Monday, July 08, 2002

I have no intention of turning this into some sort of Den Beste watchblog, but honestly, Steven, what the hell is this?

(For instance, in Vaara's perfect universe, education programs in Africa can actually convince the people there to stop engaging in sexual behaviors which are at risk for spreading HIV. In the real world, on the other hand, such programs aren't practical because of other issues like wars and revolutions and incompetent governments.)


This is the textual equivalent of saying "look out behind you!" and running off when you get in trouble. Other then the fantastically unproven assertions involved in that last sentence, it shows that the "perfect is the enemy of the good" email that prompted this entry still permeates his blog in general and that he seems to feel the need to pull it out whenever he gets contradicted. He's still saying the equivalent of "nothing can work, we shouldn't even bother" even as he denies it, and attempts to misdirect criticism of that stance. Vaara still had a point.

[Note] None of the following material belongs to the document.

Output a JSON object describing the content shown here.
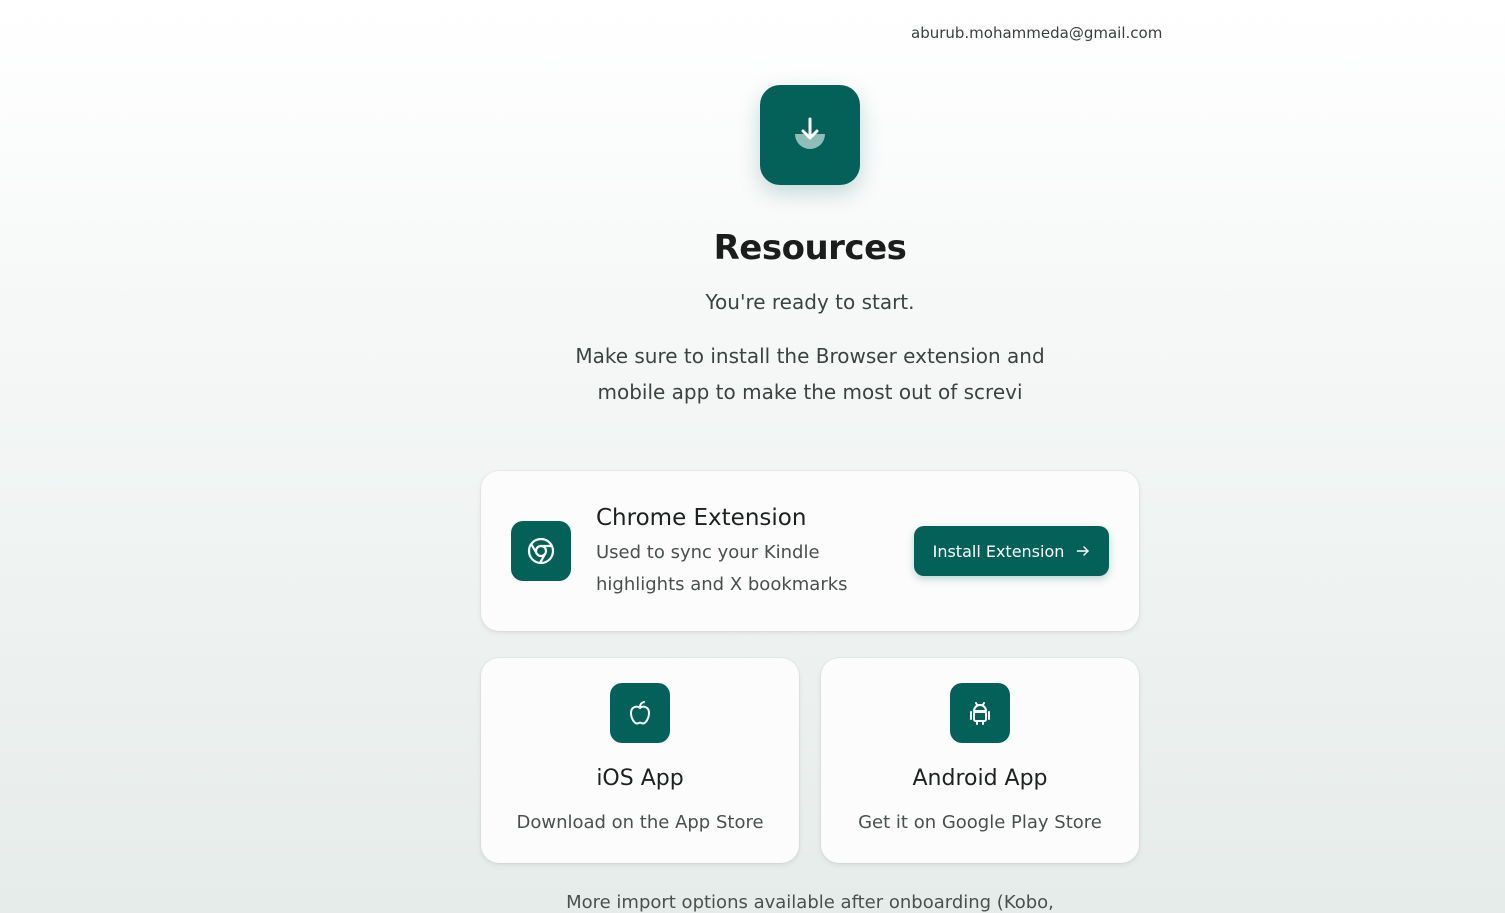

This also enters into the rest of the entry, which talks about vouchers, school choice, and the (seemingly non-controversial) idea that some kids are just naturally kind of dim. Which is true, so far as it goes, but what is in question (and which goes begging in Den Beste's entry) is why this happens to be the case, and whether someone can do anything about it. Those kids who are "just plain stupid" could have ended up there because their education happened to be somewhat substandard, or because they have a specific learning disability that, when overcome, would show that they are actually pretty damned bright. (One of my best friends is dyslexic, which up until very recently would be classed as "a dim kid". She's brilliant.)

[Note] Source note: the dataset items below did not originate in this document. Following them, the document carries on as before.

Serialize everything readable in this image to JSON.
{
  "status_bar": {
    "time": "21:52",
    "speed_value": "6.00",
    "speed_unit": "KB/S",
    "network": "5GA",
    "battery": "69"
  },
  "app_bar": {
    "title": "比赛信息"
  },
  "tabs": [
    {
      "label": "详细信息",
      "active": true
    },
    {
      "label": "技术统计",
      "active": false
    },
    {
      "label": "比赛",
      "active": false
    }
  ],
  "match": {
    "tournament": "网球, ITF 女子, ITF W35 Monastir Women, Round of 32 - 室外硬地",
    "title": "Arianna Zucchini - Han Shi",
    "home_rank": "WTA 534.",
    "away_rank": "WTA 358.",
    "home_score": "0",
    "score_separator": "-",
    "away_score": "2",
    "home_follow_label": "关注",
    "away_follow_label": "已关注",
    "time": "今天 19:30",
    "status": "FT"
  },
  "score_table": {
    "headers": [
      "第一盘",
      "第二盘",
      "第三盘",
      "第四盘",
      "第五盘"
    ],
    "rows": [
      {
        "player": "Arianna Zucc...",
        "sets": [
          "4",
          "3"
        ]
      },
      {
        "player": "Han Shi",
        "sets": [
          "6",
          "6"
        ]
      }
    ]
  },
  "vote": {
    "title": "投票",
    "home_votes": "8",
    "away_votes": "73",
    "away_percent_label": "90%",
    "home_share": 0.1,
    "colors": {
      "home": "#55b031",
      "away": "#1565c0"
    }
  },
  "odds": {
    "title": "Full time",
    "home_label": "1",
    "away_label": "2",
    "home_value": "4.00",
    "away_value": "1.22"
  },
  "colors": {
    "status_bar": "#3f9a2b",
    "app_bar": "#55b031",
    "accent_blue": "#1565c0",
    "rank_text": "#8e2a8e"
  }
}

This is, in fact, the main argument against school vouchers that has always made sense to me... public schools are a "default" version, and private schools can exclude problem students, so private schools are going to be able to leave the public schools with the problem kids, reap the rewards of higher test scores and the increased enrolment that that provides, all while public schools have their funding removed and in a desperate attempt to rectify what cannot be rectified start cutting special education courses. Then, of course, my brilliant friend is called an idiot because she doesn't read the same way everybody else does, thinks she's an idiot because she hasn't the faintest clue that her problem is dyslexia, and "shuts off her brain", so to speak, because the assumption breeds the reality.

Does this mean that Den Beste doesn't have a point about the difference in potential between different students? No, of course some students are going to be smarter than others. Unless he can pull out much better evidence as to why this happens to be the case and why we're helpless to do anything about it (which seems to be a common thread in his entries- a curious attitude for someone who admires engineering so much), I'm not buying that it's a justification for school vouchers or anything much at all, in fact.

Like the unspoken yet still obvious assertion that governmental intransigence is so ingrained and unstoppable in Africa that we should just let them all die, the idea that we can't do anything for the dumb kids is one which is most assuredly not self-evident.